BosOctober 12, 2014 8:50 AM

Meh......a King who makes a pact with a dark force to obtain enough power to defeat his enemies can easily be everything in this world...no need to link it to something specific if you are going to change 90% of the source material

Dave BaxterOctober 13, 2014 2:35 AM

Maybe you should learn to allow people to have their own opinions, readings, and views of what "the vast majority of storytelling" falls into. Personally, I would say the vast majority falls into lazy, uninspired, not-worth-the-time area. If you want to call that "grey", that's fine. But I would say "grey" = not worth the time or money or effort, then.

Martin WagnerOctober 13, 2014 2:51 AM

It's called branding. People will see a movie with Dracula in the title because they have heard of Dracula. Random Warlord Guy doesn't have the same marketing hook. Simple as that.

GBannisOctober 24, 2014 12:11 AM

What coulda been is not "calculable." It is perhaps something that can be estimated, but it's pretty much impossible to estimate what a vampire movie would have made if it weren't a vampire movie. A lot also depends on how good the movie is.

Dave BaxterOctober 24, 2014 2:28 PM

Yes, it is "calculable". You're conflating "calculable" with statements of pure unbridled fact - sums are not the only calculations used by mankind. Most calculations are theoretical, or at least used to support theoretical conceits - you tally the money made form one type of film (called "Dracula") and others (vampire films not called Dracula) and draw a basic conclusion. From that context, it's absolutely "calculable", like most things in business are.

Mr. CavinOctober 24, 2014 3:01 PM

Like when someone calculates the odds a certain horse (or sports team or stock) has of winning a race (or game or market). Properly calculating the outcome of events that have not happened is, like, a trillion-dollar industry in this world. The people who do it successfully are the richest people on the planet.

GBannisOctober 24, 2014 9:20 PM

I get your point, and agree that the estimation you posit is a "theoretical conceit." I would appreciate it if you didn't assign me thinking that isn't mine. Nowhere did I conflate calculable with statements of pure unbridled fact. That is your assumption. In fact, it's clear that I used the word "estimates."

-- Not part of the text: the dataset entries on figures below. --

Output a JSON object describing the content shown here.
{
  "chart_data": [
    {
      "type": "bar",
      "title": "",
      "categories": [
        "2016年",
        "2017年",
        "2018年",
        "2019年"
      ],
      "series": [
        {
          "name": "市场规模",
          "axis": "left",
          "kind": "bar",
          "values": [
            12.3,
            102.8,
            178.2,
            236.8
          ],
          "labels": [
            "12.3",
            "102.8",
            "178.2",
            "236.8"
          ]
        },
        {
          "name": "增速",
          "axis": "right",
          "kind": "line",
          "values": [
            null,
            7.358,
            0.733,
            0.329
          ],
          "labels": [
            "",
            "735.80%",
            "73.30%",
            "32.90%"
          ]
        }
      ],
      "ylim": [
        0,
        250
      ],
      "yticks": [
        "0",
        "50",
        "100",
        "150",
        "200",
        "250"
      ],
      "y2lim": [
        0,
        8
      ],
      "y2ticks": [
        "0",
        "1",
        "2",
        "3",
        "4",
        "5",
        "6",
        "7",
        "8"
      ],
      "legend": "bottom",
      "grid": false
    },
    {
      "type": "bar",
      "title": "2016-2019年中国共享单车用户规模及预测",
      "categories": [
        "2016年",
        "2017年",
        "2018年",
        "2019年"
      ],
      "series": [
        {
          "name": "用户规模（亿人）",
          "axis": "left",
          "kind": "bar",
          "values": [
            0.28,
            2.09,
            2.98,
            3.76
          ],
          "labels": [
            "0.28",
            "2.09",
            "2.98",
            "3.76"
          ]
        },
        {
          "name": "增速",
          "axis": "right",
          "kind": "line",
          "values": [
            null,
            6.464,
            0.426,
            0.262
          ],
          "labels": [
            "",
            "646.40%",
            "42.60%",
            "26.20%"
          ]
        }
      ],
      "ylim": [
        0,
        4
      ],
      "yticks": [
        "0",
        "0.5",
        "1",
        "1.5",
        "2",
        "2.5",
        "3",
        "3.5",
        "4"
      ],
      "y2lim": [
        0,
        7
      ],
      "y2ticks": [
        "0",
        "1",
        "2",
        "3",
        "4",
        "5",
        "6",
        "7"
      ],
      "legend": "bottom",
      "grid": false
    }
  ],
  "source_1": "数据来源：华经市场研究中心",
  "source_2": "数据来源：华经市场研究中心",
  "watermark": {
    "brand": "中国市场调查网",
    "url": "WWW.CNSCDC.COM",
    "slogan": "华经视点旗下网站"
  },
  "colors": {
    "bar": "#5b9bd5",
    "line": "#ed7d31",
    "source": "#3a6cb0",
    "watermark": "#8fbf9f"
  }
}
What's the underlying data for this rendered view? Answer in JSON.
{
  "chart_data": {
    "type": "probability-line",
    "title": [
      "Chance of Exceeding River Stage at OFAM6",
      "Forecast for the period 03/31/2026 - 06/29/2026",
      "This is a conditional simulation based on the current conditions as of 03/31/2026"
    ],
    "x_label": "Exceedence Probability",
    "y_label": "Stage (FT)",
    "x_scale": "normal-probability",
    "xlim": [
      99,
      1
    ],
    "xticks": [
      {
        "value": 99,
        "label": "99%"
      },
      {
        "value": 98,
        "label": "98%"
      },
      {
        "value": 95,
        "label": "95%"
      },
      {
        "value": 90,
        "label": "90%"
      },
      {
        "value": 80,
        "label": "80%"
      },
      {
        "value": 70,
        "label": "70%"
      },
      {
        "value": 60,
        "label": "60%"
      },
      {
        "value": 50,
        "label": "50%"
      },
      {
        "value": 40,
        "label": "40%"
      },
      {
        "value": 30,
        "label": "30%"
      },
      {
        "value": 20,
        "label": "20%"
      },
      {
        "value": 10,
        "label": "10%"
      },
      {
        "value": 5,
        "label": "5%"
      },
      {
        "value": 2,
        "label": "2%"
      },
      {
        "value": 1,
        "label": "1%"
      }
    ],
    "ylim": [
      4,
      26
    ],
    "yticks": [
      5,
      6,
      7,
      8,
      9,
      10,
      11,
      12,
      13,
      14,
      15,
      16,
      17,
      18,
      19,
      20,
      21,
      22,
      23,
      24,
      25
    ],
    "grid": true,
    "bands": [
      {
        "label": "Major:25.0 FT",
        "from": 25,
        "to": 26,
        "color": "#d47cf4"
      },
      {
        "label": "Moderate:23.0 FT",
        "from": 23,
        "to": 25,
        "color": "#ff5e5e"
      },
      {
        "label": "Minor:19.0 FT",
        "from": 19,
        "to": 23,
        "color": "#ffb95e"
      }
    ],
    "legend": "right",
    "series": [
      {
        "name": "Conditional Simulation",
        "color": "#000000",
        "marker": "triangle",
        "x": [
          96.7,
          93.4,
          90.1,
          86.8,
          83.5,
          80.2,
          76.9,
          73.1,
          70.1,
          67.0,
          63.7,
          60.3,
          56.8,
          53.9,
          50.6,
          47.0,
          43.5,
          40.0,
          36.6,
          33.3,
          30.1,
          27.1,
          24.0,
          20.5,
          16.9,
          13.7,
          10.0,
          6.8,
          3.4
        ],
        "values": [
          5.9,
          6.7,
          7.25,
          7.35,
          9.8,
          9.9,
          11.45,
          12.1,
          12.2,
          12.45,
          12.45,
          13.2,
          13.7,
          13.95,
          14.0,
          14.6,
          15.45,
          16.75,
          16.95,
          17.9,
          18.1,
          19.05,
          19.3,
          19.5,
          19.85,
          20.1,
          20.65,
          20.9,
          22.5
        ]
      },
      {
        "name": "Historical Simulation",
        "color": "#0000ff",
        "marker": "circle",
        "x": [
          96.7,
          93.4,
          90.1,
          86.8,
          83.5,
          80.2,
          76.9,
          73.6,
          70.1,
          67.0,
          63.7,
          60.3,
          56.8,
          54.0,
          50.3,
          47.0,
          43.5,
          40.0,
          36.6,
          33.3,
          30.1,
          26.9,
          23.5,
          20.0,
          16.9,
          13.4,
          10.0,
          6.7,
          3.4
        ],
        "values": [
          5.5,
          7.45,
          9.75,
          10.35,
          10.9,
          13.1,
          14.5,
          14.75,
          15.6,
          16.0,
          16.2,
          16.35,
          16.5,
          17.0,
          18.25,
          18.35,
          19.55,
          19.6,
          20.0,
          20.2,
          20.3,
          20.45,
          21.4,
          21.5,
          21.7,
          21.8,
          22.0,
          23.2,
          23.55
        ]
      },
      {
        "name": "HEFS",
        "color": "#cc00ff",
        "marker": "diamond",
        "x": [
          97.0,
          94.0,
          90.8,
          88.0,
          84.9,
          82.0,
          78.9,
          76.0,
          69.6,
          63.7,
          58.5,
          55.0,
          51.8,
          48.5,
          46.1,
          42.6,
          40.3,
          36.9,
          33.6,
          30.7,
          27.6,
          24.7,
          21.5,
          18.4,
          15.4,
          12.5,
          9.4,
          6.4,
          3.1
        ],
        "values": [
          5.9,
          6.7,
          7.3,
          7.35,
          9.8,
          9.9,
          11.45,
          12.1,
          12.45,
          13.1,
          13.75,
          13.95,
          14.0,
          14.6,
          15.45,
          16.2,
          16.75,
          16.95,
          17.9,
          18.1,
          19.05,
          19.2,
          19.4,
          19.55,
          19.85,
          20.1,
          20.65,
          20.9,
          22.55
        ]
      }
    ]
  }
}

Dave BaxterOctober 24, 2014 11:09 PM

To be fair, while you said the word "estimates" you used it as an exact opposite of "calculable", which is what I'm disagreeing about. "Calculable" absolutely includes estimations and projections as is not as narrowly a defined term as you're arguing it is. I'm not assigning you thinking that isn't yours, I'm responding to words you clearly wrote with an opposing opinion.

EDIT: Ooohhh, I see, you're saying about "impossible to estimate what a vampire movie would have made if it weren't a vampire movie". But it is possible: because "vampire" is not the only content included in the movie. It's also a horror movie, or action, or gore, or gothic or modern or period or fantasy or urban or whatever. It's always estimable to take all the other elements and figure what the difference would be if you then added "vampire" to the list or not.